Wednesday, June 6, 2012

Denial

Today is a bad day. I got a phone call from the secretary at my pain doctor's office. The insurance has denied my request for inpatient ketamine for Monday or in general. My doctor is fighting hard to try to appeal it but the secretary does not seem to optimistic. I'm still having my injection on Friday. The MRI didn't show anything. My iron levels are border line low, and i cannot take regular iron pills as they make me sick. It's most likely because i dont eat much and when i do, i don't eat much meat or leafy greens. Eating is just too painful for me. I've lost a lot of weight.
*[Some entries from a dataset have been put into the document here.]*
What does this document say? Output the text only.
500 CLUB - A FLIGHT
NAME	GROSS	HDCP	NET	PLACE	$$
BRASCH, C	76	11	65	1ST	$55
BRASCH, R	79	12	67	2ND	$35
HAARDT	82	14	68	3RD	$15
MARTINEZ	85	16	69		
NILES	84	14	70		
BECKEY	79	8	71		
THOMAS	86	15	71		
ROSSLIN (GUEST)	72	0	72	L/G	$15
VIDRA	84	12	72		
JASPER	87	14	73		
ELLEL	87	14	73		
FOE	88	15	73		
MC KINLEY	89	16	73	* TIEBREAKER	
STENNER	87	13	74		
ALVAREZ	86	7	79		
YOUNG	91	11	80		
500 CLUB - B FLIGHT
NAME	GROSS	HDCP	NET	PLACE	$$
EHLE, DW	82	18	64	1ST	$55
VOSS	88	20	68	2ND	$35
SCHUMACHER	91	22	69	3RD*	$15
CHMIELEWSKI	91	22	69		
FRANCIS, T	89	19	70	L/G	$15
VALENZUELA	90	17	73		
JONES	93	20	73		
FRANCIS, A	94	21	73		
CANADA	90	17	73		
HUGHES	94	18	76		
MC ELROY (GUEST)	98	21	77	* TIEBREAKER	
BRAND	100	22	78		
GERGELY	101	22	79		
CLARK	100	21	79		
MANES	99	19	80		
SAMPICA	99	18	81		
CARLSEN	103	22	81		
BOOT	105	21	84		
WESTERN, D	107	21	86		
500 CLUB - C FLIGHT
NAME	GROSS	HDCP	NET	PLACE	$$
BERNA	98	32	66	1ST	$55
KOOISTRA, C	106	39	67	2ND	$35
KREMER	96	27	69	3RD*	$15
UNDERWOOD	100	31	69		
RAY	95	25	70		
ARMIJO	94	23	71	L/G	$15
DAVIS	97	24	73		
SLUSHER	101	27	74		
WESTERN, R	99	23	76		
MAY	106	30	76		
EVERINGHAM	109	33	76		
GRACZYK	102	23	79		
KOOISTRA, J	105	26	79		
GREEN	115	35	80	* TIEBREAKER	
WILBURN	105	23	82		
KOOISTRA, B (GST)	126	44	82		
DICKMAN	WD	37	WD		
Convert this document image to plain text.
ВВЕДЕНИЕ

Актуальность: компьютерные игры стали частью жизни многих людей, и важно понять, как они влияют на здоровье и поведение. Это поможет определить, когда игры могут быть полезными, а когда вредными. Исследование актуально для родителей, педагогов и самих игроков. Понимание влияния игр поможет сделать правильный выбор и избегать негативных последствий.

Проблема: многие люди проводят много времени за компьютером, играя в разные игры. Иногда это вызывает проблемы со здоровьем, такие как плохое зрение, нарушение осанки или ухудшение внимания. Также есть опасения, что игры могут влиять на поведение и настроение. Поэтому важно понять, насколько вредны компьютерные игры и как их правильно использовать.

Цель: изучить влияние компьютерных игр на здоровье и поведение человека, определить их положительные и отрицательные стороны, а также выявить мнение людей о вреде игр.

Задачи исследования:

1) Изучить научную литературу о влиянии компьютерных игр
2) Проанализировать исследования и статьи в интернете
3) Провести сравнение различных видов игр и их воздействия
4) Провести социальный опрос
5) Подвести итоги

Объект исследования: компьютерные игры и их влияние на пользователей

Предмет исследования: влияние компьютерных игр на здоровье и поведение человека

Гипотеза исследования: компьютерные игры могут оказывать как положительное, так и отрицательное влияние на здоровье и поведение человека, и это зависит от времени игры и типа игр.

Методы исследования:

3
I'm probably going to have to quit my summer internship. This is really upsetting to me. I was looking forward to learning a lot and having a good time and having something to put on my resume. I cant really leave the house now except for doctors. I'm trying to figure out how to do normal things like shower because i can't stand for more than a couple of minutes without extreme pain. To make things worse the water of the shower coming down makes the pain worse due to the sensitivity to touch.

Looking forward to the ketamine treatment was something that was giving me hope. Now i don't know what to do. I don't want to give myself too much hope that the doctor will be able to appeal it becuase i know hes a great doctor and he will do everything possible, but the insurance company is stubborn. I don't want to set myself up for disapointment again.